Steam security loophole discovered; Safari users need to be particularly aware

steam_exploit_unlock_valve

ReVuln have spotted a vulnerability in the Steam service that allows you to be redirected to malicious sites and programs when clicking a Steam link. Whilst potentially effective for all browsers, if you use Safari you need to be particularly aware of this exploit.

Details below.

PC Gamer spotted this report by ReVuln which details how, because Steam uses its own URL handler, nasty types can use the Steambrowser to make redirect you to afoul little program.

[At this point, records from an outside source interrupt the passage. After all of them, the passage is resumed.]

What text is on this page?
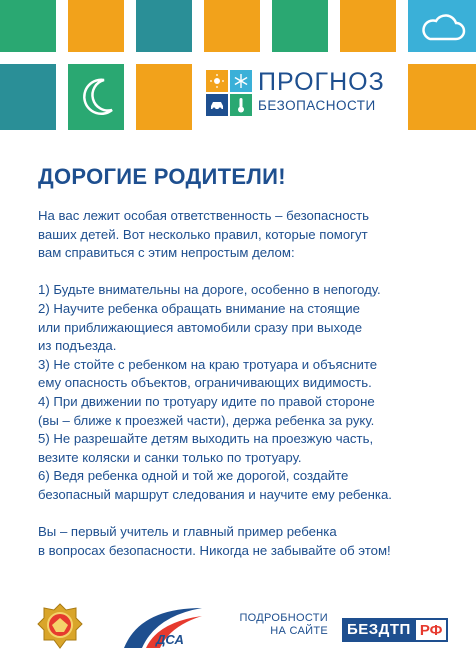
ПРОГНОЗ
БЕЗОПАСНОСТИ
ДОРОГИЕ РОДИТЕЛИ!

На вас лежит особая ответственность – безопасность

ваших детей. Вот несколько правил, которые помогут

вам справиться с этим непростым делом:

1) Будьте внимательны на дороге, особенно в непогоду.

2) Научите ребенка обращать внимание на стоящие

или приближающиеся автомобили сразу при выходе

из подъезда.

3) Не стойте с ребенком на краю тротуара и объясните

ему опасность объектов, ограничивающих видимость.

4) При движении по тротуару идите по правой стороне

(вы – ближе к проезжей части), держа ребенка за руку.

5) Не разрешайте детям выходить на проезжую часть,

везите коляски и санки только по тротуару.

6) Ведя ребенка одной и той же дорогой, создайте

безопасный маршрут следования и научите ему ребенка.

Вы – первый учитель и главный пример ребенка

в вопросах безопасности. Никогда не забывайте об этом!

ДСА
ПОДРОБНОСТИ
НА САЙТЕ	БЕЗДТП РФ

In their words: “If you are familiar with Steam, you know that every user gets a personal profile page and on this page it’s possible to include information like pictures and videos.While pictures provided by the users get uploaded on Steam, videos are just links to YouTube videos. If a user tries to view a video attached to a profile, the user will get a page in which there is only the video, so no comments or description coming from YouTube. But if the user clicks on the title of the video (i.e. to leave comments on the YouTube video) then a new window is opened with all the details about the video including comments and description. So a malicious user can include links to external hosts, which can remotely invoke Steam commands by using the usual steam:// URLs. With this strategy the Steam browser will execute the protocol handler calls without any warnings.”

Browsers such a Safari don’t give a warning that they’re launching anexternal program and so you are more at risk then others.

Hopefully Valve are getting on top of this exploit. We’re contacting them to check what’s being done.